Endure hardship as discipline; God is treating you as his children. For what children are not disciplined by their father? If you are not disciplined – and everyone undergoes discipline – then you are not legitimate, not true sons and daughters at all. Moreover, we have all had human fathers who disciplined us and we respected them for it. How much more should we submit to the Father of spirits and live! They disciplined us for a little while as they thought best; but God disciplines us for our good, in order that we may share in his holiness. No discipline seems pleasant at the time, but painful. Later on, however, it produces a harvest of righteousness and peace for those who have been trained by it.- Hebrews 12:7-11
If Moses had just said “no” to God in the burning bush, God could not have used him for the purpose God intended. Yet while he was reluctant, Moses accepted the challenge to do and say more than he was able. He trusted God’s authority and power to work through him to accomplish the things he said he would do.

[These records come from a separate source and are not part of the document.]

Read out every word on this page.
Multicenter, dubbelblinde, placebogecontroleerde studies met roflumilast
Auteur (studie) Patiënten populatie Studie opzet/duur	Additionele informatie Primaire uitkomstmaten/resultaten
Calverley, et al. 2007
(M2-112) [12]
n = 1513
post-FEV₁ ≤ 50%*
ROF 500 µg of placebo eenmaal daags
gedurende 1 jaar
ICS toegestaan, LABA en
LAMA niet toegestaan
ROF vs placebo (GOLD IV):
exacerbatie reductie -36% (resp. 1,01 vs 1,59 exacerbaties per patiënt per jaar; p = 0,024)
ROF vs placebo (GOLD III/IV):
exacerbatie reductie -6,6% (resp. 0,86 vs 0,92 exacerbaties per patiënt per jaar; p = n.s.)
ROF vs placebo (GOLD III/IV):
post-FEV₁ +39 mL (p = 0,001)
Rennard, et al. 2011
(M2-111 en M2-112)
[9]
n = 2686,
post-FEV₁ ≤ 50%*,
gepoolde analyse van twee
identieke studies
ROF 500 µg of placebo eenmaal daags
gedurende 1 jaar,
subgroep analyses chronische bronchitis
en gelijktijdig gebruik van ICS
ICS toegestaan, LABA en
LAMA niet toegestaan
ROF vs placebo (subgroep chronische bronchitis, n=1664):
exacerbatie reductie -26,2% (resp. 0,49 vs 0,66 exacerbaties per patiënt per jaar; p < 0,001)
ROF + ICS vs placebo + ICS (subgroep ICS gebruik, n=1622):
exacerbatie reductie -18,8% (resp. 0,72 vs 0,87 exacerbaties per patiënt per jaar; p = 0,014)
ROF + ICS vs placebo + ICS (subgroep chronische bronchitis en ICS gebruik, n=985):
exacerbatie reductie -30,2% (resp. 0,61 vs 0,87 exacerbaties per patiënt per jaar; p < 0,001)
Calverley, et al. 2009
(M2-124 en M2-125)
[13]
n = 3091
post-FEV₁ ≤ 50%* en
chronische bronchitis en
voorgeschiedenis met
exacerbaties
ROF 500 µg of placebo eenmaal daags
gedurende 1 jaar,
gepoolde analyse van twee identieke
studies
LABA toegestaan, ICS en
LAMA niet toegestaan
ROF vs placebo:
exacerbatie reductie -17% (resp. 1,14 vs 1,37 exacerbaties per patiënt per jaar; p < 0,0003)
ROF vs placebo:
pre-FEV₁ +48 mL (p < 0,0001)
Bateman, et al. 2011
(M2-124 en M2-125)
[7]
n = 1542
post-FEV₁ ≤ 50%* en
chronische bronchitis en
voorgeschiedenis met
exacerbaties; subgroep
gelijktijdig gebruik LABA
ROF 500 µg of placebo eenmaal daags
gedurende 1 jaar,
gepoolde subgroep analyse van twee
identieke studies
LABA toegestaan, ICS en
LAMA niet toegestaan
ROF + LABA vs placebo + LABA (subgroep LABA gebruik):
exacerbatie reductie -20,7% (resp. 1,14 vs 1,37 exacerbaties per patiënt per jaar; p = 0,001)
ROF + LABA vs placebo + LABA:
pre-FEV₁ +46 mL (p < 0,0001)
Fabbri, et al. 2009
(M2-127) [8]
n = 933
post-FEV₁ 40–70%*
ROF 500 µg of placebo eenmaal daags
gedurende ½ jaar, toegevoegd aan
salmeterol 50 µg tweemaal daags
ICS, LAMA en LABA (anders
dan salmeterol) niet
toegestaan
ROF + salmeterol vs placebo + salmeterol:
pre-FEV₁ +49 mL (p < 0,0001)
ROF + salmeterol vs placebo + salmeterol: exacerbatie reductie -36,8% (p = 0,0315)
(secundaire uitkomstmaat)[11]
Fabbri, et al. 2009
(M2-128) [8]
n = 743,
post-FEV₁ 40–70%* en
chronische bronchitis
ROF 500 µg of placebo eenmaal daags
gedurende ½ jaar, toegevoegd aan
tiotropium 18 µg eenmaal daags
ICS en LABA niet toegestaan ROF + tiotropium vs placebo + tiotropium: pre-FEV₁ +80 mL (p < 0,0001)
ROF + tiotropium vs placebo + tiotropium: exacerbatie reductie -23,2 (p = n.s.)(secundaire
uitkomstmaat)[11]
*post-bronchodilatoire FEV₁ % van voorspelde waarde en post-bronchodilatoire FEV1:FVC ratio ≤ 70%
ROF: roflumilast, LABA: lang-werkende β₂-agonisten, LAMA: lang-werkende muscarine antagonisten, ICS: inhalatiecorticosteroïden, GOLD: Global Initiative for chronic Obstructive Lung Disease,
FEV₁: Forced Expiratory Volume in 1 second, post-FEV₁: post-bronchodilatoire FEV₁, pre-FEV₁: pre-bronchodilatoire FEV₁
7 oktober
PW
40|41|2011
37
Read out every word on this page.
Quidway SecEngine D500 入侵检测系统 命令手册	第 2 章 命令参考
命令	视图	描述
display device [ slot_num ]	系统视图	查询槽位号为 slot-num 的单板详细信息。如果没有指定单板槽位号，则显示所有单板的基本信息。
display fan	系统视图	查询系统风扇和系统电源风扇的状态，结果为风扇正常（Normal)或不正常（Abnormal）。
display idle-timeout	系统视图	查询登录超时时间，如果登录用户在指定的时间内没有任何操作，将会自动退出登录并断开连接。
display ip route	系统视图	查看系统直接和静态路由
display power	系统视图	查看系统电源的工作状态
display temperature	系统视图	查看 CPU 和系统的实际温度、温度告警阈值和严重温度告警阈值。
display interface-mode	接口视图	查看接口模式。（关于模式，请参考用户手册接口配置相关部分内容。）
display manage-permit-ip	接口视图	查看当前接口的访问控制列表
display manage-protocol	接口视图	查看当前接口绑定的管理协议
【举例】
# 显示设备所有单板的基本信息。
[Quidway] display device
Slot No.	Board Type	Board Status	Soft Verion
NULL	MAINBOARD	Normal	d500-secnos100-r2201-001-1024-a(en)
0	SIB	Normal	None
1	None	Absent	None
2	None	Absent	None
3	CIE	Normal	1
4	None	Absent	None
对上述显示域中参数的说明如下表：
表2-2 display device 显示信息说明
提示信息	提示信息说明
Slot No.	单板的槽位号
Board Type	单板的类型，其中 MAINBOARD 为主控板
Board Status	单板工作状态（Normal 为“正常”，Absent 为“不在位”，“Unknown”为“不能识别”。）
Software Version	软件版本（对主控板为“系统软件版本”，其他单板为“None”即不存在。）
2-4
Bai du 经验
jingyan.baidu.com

But if Moses had not been willing to undergo the great challenge of facing Pharoah and enduring the humiliation of repeated “noes” and ridicule from his own people, he would never have had the strength to stand strong and lead the Israelites out of Egypt and through the desert to the Promised Land. God would have had to find someone else.
Granted, there are times when the trial or suffering is so great that we certainly wish God would give it to another. But remember that God doesn’t always give us trials. He may allow them to happen to us, but that doesn’t mean he causes them. Quite the contrary. This world is not the one he designed it to be, but he’s making do with what he’s got now. He just wants to be in relationship with us, and to make us more like Christ in preparation for forever.
The reality is that if we never had to handle anything beyond what we could bear, we would never need God. We wouldn’t need faith to know that he had a greater purpose, we wouldn’t need to ask for his help, we wouldn’t need to seek out the love and support of those around us, we wouldn’t need community, we wouldn’t need anybody. And the very God in whom we declare life would be rendered unnecessary. If we could live without God, we would be gods. And that was the very lie in which we once lived. Or don’t you remember?
But make no mistake, the things we must endure are very important to him. He doesn’t just wave his hand and say that it’s no big deal. God is love, and he experiences every emotion we do. So when we are experiencing difficulty, we can be confident that he is standing right there ready to wrap his arms around us.
But you’ve got to turn and face him, and open your arms to him too.